Astronomers have created a 3D map of the unseeable dark matter in the universe, using Hubble Telescope data. What would a visual map of invisible matter look like, you may be wondering. Something like this (click the image for the full-size picture).
The three-dimensional map spans not only space, but also time, and stretches back to when the universe was only about half its present age. [...] Dark matter is distributed across the universe in thick clumps and fat filaments within which galaxies are anchored like set jewels. The map relied on data collected from more than half a million galaxies and spans a swath of the night sky that is nearly nine times the diameter of the full Moon. [...]
The new map reveals that as time passed, from the early universe to the more recent universe, dark matter became clumpier and less filamentary. This agrees with some current theories which state that the universe transitioned from a state in which matter—regular and dark—was relatively smoothly distributed to its current state, in which matter is more concentrated in some places than others. It is in these areas of high matter concentration that stars, galaxies and galaxy clusters reside. According to those same theories, dark matter began to coalesce into larger structures a little before normal matter did.

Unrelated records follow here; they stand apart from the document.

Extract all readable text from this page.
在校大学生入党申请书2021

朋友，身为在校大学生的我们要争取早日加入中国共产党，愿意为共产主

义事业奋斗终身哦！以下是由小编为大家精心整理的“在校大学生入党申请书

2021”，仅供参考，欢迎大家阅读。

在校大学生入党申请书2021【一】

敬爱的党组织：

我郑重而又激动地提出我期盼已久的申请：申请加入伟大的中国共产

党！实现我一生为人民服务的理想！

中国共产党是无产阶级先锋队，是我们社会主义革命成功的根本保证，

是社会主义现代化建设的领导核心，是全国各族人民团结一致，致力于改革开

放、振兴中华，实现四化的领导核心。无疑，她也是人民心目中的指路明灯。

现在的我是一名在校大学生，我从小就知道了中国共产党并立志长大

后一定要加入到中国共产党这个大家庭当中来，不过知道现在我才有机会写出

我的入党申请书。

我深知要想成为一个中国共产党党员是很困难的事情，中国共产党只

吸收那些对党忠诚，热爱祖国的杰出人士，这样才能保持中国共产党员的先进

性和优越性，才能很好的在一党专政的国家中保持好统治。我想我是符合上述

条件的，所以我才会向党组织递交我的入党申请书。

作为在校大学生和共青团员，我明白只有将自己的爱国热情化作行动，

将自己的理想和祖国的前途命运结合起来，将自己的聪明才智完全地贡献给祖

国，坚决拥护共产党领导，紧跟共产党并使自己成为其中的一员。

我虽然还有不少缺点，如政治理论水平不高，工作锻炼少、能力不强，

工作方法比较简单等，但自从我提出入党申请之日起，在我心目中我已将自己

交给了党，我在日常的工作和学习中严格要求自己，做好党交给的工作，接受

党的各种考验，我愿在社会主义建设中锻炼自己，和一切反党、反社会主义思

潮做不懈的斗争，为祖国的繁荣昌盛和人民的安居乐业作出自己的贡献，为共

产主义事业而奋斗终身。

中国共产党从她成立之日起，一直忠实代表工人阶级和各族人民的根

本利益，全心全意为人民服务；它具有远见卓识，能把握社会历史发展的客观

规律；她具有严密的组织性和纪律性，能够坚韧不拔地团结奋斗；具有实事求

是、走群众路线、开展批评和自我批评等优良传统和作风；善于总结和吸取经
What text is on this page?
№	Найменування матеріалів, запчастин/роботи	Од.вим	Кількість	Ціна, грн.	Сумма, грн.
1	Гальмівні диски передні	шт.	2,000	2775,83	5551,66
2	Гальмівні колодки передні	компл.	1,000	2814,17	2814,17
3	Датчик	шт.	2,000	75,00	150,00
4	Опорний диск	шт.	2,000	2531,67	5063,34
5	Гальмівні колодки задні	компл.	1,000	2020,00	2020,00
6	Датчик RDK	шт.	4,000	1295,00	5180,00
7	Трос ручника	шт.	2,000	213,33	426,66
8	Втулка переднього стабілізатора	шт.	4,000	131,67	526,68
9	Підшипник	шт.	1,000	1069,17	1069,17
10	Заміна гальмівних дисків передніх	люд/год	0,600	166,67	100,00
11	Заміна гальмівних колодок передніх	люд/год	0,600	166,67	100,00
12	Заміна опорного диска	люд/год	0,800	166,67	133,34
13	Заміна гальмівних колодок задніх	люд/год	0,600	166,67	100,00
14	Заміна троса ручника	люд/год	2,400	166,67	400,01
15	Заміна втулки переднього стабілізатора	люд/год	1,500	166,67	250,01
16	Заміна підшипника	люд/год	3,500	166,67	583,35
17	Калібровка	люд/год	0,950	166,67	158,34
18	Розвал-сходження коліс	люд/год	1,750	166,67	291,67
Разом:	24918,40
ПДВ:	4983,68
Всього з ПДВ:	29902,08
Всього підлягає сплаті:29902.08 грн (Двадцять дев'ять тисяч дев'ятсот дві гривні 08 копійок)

"It collapsed first into these filaments and clusters and provided the gravitational scaffolding into which normal matter—galaxies, planets, us—flowed," Massey said. "It's only because there's a lot of dark matter and it collapsed first that we can exist at all."
I firmly believe that they should call it "pixie dust" instead.
Posted by: M/tch M/lls at January 8, 2007 10:30 PMEnnybuddy know where I can find a comprehensible-to-the-layman description of the difference between dark and non-dark (shiny?) matter? Is dark matter composed of the same elementary particles or special dark ones?
Posted by: Clownæsthesiologist at January 9, 2007 08:45 AMHey! Ligate those a's and e's brother! I see you are edging gradually towards "angel dust".
Posted by: Clownæsthesiologist at January 9, 2007 09:42 AMIf the "three dimensional" model also spans time, doesn't that make it four dimensional?
Posted by: John Burns at January 9, 2007 01:21 PM"thick clumps and fat filaments"
It sounds to me like this is firm evidence that God has had his way with the universe and left his ... ahem ... paw prints all over it.
Posted by: SlouchingTom at January 10, 2007 02:23 AMNo, it's dark time.
It would be cool if dark matter had nonstandard, "dark" extension.
Posted by: Clownæsthesiologist at January 10, 2007 08:56 AMDidt'n that Sean Carroll fellow whose blog used to be called "Preposterous Universe" write a lot about dark matter and "dark energy" which I recall thinking was a much weirder concept than dark matter -- I mean matter could just be dark because there isn't any light shining on it right? -- but that doesn't apply to energy.
Posted by: Clownæsthesiologist at January 10, 2007 09:00 AMthe universe is something of a fractal. patterns of the large are duplicated in the smaller.... otherwise, all the metaphors we make would be really bad. i wonder what the massive dark matter structures are a metaphor of.